Desta forma, pode-se evitar o risco de ser atribuído, no caso de mais tarde separação legal realizado pelo outro, o culpa pela crise do casamento por ter abandonado arbitrariamente o teto conjugal sem motivo justificado, com a conseqüente perda do direito ao subsídio de subsistência, onde ocorreram os pressupostos (bem como outras conseqüências, como, por exemplo, a perda dos direitos do sucessor).

Outra consideração a considerar, na hipótese de uma situação de separação de facto, para o parceiro economicamente "mais forte" é a de no entanto, fornecer uma contribuição para a manutenção da outra no caso em que este último não tem seus próprios meios de subsistência, uma vez que uma completa falta de interesse pode ser visto como uma violação da obrigação de fornecer assistência material decorrente do casamento. obviamente, na presença de crianças, é um definitivo dever moral e legal para cada progenitor providenciar a sua manutenção, independentemente da crise conjugal em vigor e da decisão - comum ou não - de viver separadamente na ausência (ou pendente) de uma disposição do Juiz.

Entretanto, além das possíveis conseqüências que acabamos de ver, é bom especificar como esta forma de separação, não previsto ou regido pelo Código Civil - ao contrário do código legal - não produz qualquer efeito legal nem constitui um pré-requisito válido para a expiração dos termos do pedido de divórcio.

Por outras palavras, mesmo que continue ininterruptamente durante seis meses ou um ano (ou seja, os novos prazos para o pedido de divórcio), o separação de facto de qualquer forma, não legitimará os sócios para solicitar a dissolução de seu vínculo matrimonial, dado que por lei o mesmo ainda resultará e a todos os efeitos conjugados.

Separação consensual sem advogado

Os cônjuges que decidem pela separação consensual, podem prosseguir mesmo sem recorrer ao advogado, mas simplesmente apresentando a documentação exigida nos escritórios competentes. o separação consensual sem um advogado, ele obviamente prevê que a esposa e o marido concordam em vários aspectos: o manejo da casa da família, a manutenção e a guarda dos filhos, só assim será possível prosseguir.

Custos de separação consensual

A separação consensual é sem dúvida a maneira mais econômica de separar.

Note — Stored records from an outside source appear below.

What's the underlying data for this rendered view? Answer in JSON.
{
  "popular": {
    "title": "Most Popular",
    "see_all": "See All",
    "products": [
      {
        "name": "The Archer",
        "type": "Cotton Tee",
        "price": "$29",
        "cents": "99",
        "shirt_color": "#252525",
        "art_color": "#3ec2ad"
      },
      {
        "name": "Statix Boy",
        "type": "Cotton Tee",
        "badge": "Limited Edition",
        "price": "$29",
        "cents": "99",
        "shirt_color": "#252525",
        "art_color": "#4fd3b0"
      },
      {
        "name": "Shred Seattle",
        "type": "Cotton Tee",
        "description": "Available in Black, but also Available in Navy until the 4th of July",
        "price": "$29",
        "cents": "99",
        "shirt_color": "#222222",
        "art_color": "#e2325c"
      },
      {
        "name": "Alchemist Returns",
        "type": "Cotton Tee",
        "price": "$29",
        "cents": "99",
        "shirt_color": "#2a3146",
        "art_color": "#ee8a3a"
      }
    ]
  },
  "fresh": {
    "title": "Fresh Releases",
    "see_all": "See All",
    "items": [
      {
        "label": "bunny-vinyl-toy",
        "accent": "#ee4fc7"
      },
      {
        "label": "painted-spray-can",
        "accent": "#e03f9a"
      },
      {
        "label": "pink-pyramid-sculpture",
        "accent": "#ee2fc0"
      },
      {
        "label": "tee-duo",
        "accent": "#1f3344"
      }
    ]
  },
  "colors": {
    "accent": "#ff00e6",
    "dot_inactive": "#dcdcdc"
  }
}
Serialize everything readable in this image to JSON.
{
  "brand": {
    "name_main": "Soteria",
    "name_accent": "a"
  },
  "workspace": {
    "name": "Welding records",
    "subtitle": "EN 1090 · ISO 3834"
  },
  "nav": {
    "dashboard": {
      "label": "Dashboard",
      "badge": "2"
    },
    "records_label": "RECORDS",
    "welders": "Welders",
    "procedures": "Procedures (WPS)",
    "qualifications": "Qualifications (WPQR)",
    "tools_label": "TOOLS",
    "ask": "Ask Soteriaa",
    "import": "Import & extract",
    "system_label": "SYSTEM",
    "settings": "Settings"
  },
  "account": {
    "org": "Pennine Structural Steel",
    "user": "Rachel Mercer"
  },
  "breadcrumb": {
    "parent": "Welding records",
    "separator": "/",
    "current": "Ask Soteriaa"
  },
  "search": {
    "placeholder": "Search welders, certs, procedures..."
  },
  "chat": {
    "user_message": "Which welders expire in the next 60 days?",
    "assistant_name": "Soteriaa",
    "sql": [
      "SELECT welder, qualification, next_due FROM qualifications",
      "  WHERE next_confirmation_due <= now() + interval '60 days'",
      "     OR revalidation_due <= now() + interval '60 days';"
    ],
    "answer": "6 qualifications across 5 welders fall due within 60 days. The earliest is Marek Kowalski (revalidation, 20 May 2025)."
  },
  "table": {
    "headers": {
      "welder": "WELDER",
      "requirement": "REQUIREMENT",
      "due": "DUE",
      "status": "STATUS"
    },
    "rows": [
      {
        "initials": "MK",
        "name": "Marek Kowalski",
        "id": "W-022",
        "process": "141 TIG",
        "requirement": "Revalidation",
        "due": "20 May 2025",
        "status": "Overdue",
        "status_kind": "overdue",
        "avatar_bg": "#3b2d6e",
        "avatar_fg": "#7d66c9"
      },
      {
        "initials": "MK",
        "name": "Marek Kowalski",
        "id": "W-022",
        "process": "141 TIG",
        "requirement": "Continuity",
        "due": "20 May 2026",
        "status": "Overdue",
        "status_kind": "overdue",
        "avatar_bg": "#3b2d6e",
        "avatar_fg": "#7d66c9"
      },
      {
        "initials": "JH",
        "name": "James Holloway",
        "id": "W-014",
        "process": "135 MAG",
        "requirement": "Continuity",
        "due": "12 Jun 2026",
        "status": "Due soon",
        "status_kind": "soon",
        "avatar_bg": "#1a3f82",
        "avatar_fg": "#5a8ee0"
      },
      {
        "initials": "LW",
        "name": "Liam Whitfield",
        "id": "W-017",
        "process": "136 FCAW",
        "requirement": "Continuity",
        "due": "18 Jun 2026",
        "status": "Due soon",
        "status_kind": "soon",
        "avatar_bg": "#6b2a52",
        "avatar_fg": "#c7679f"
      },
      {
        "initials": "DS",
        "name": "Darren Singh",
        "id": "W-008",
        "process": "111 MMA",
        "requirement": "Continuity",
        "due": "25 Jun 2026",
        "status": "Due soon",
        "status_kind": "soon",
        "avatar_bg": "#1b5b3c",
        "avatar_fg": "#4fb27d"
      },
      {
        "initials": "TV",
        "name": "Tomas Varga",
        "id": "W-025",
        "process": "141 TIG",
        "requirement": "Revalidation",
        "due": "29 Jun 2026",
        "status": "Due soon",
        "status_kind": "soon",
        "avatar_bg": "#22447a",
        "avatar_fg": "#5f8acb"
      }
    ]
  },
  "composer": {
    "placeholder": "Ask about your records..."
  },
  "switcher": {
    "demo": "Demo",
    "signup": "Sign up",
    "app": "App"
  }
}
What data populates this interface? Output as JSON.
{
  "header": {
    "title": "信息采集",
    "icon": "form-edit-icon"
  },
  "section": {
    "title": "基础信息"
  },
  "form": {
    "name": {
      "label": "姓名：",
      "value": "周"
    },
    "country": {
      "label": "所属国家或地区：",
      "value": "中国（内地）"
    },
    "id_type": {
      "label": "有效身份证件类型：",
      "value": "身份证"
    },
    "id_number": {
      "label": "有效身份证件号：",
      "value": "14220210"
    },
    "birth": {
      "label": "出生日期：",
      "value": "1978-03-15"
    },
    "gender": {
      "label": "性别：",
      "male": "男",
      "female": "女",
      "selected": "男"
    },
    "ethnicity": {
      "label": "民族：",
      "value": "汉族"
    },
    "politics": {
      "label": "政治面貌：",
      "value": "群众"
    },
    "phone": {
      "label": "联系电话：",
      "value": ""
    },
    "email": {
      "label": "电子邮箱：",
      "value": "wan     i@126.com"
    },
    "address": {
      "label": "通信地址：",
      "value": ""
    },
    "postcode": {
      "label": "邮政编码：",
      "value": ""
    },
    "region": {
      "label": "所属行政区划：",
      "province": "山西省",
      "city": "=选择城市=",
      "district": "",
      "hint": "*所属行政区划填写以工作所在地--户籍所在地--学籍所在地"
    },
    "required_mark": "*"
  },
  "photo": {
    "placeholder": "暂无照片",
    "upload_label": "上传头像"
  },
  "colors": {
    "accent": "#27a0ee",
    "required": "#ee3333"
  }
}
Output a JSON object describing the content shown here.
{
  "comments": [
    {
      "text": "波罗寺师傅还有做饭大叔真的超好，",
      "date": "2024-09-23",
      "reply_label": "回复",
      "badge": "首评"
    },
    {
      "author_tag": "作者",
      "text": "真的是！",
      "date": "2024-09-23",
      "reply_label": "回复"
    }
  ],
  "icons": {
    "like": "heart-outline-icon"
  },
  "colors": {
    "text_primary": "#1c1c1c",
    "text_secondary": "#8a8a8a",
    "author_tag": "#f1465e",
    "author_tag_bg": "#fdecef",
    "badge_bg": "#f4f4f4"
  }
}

Se os cônjuges, de facto, concordarem com os métodos de separação, a despesa permanecerá bastante contida, cerca de 1000 euros. A vantagem é que, para a separação consensual dos cônjuges, não é necessária a presença de dois advogados, mas apenas um é suficiente. Naturalmente, também depende em parte da taxa do advogado e do número de audiências necessárias para determinar com precisão os acordos entre marido e mulher.

Separação consensual

A separação consensual do cônjuges estabelece que o marido e a esposa concordam não apenas com a decisão de separar, mas também com a manutenção, custódia e colocação de crianças,atribuição de casa de família. Além de tudo isso, é necessário, em qualquer caso, que o juiz ratifique e valide as propostas dos cônjuges, avaliando se eles realmente beneficiam tanto os filhos quanto os filhos, ou se prejudicam uma das partes.

Separação judicial

o separação judicial pressupõe, em vez disso, que os cônjuges estejam em profundo desacordo. É possível que um dos dois não queira realmente ser separado ou que o cônjuge do atrito do casamento seja responsável. Neste caso, haverá um processo real que pode ser longo e também muito caro, no final do qual um dos dois coniugu verá a razão reconhecida pelo Tribunal.

Vídeo: Separação de fato e patrimônio (Divórcio). Advogada de Família explica.